Barry Gibb at the Hollywood Bowl – June 4, 2014
A preamble to this highly biased Barry Gibb concert review: I love all things Bee Gees. I love the early stuff. I love the disco years. I love Robin’s quavering tremolo. I love Andy Gibb. I love Barry’s shiny jacket in the video for Stayin’ Alive. I love that Maurice’s name is pronounced “Morris.” I love it ALL. So the chances of me disliking Barry Gibb’s first ever solo tour were fairly slim.
You’re never going to believe this, but I loved it! The show was entitled Mythology and dove right in with some vintage Brothers Gibb video footage before Barry even hit the stage. Barry entered to an unmistakable beat and started up with a trifecta of Jive Talkin’, You Should be Dancing and Lonely Days.
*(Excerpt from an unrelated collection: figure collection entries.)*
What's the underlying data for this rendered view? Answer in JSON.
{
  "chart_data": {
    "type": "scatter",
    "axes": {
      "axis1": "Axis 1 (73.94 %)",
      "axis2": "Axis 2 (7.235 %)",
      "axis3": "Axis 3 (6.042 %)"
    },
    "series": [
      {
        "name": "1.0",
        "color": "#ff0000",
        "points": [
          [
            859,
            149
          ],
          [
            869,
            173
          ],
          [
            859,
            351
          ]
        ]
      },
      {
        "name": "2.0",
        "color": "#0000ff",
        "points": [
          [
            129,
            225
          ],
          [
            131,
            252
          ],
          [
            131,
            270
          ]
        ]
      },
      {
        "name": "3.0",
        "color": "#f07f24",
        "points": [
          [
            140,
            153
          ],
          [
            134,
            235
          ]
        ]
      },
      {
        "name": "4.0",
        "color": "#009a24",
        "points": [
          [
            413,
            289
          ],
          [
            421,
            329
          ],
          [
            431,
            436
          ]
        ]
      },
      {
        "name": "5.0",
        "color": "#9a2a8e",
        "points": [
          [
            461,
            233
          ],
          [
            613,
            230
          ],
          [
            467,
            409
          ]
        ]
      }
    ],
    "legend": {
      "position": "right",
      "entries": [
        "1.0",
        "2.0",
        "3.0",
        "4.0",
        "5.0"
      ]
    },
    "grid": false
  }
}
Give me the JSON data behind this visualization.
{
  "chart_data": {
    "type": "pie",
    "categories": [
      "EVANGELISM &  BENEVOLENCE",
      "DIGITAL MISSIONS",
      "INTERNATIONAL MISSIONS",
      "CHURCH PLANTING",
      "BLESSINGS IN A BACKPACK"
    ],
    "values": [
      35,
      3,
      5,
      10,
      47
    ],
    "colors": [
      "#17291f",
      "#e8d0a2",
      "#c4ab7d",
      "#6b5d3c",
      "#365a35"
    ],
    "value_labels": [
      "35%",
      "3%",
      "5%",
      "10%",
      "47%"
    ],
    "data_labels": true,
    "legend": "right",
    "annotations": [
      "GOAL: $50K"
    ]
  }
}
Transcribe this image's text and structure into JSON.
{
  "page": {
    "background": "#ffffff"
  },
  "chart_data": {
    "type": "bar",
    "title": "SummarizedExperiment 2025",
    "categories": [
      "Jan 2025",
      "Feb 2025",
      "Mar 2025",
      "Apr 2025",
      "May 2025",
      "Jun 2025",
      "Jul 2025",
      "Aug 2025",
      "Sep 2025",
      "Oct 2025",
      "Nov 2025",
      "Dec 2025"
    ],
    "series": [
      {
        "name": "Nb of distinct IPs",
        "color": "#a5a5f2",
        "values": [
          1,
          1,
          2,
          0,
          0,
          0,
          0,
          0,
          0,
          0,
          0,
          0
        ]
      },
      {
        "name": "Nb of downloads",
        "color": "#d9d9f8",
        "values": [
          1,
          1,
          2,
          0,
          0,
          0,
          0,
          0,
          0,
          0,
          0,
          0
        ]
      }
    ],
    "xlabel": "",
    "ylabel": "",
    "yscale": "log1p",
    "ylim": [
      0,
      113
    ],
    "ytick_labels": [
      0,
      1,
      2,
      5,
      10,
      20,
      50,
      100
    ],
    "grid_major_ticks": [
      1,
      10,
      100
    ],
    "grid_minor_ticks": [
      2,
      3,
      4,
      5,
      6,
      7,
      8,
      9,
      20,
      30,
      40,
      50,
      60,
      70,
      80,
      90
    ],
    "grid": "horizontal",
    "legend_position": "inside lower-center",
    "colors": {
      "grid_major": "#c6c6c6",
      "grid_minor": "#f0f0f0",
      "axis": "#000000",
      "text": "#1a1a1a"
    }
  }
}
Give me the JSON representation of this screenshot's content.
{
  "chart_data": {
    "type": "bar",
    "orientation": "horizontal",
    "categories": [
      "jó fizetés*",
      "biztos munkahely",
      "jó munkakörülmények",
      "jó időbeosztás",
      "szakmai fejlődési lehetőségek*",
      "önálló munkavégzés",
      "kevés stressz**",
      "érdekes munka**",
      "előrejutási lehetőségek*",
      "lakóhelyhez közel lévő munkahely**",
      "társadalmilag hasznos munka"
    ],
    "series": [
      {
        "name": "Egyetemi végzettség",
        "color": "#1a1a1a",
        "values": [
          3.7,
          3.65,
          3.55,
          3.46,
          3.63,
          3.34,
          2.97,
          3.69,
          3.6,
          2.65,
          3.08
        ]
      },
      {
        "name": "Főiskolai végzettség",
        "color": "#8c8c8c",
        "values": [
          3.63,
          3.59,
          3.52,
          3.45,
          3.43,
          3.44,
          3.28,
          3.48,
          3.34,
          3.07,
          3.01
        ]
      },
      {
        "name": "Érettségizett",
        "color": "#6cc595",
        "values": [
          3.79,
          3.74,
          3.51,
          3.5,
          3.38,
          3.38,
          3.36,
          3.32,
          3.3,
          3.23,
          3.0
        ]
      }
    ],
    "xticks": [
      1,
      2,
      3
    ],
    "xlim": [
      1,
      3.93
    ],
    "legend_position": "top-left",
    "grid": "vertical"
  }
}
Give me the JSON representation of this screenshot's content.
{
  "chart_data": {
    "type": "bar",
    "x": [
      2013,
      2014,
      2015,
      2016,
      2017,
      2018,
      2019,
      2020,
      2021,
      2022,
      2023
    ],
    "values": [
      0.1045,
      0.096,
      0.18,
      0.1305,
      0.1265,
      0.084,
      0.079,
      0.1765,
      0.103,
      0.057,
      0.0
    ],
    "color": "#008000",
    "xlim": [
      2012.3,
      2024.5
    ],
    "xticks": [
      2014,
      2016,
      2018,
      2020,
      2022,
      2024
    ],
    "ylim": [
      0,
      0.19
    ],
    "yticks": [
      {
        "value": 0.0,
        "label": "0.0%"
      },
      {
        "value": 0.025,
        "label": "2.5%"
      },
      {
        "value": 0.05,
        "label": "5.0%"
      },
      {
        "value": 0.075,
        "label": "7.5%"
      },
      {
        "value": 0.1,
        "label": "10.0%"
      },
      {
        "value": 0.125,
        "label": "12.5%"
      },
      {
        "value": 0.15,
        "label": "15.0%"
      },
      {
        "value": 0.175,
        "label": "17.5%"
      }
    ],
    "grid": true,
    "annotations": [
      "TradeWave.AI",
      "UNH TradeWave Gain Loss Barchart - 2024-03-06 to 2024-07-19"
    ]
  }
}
This was theoretically the last stop of the Mythology tour, but Barry said it may continue in the fall of 2014. If that is the case, future concert-goers be warned: this is a very emotional show. You’re probably thinking, “Well, of course it’s an emotional show! He’s the last surviving brother. He’s touring by himself. I’m not an idiot!” First of all, I didn’t say you were an idiot. Second of all, you may think you are prepared for the emotion, but my friend you are not. Barry cries A LOT. He cries when you expect him to, like when he talks about his brothers. He cries at somewhat surprising times, like at the end of New York Mining Disaster. He cries when you least expect him to, like when he does a Bruce Springsteen cover. He sometimes gets overcome and they turn off the lights for a moment until he regains his composure. And you will be right there with him. I somehow held it together during the Andy tribute and when Barry sang How Can You Mend a Broken Heart with Maurice’s daughter. I did not hold it together when Robin unexpectedly popped on screen during I Started a Joke. Nor was I dry-eyed for the finale, the unexpectedly moving Immortality, a Bee Gees-penned hit for Celine Dion.
Immortality was not the only number Barry sang that was written for someone else. I was delighted to hear Islands in the Stream and Grease sung by Barry himself. A back up singer joined him for Islands and the duet Guilty, and then proceeded to sing a seemingly endless version of Woman in Love, which the Gibbs wrote for Barbra Streisand. I understand that Barry is 67 and not superhuman like Bruce Springsteen and needed a break. But my god, Woman in Love would not end.
Barry Gibb concert review random notes:
Barry’s son Steve plays guitar on this tour. He traded verses with his Dad on I’ve Gotta Get a Message to You, which was awesome because Steve is a tatted up badass with a deep scary voice and you could totally imagine him on death row.
Barry Gibb singing an Andy Gibb song sounds exactly like Andy Gibb singing an Andy Gibb song.
I was somehow unfamiliar with the song Morning of My Life, written by Barry in 1965. It is breathtaking.
Ladies, Barry still has the falsetto. The first time he hit it, I involuntarily exclaimed “Damn!” and several women around me shrieked uncontrollably. He may not look exactly like when I was a toddler and my mother pulled me aside, showed me the Saturday Night Fever album cover, pointed at Barry and instructionally said, “Now THAT is a good looking man!”* But he still brings the hotness.
I would love to hear from other Bee Gee fans. What did you love about the Hollywood Bowl show?
* This actually happened and is one of the first memories of my entire life.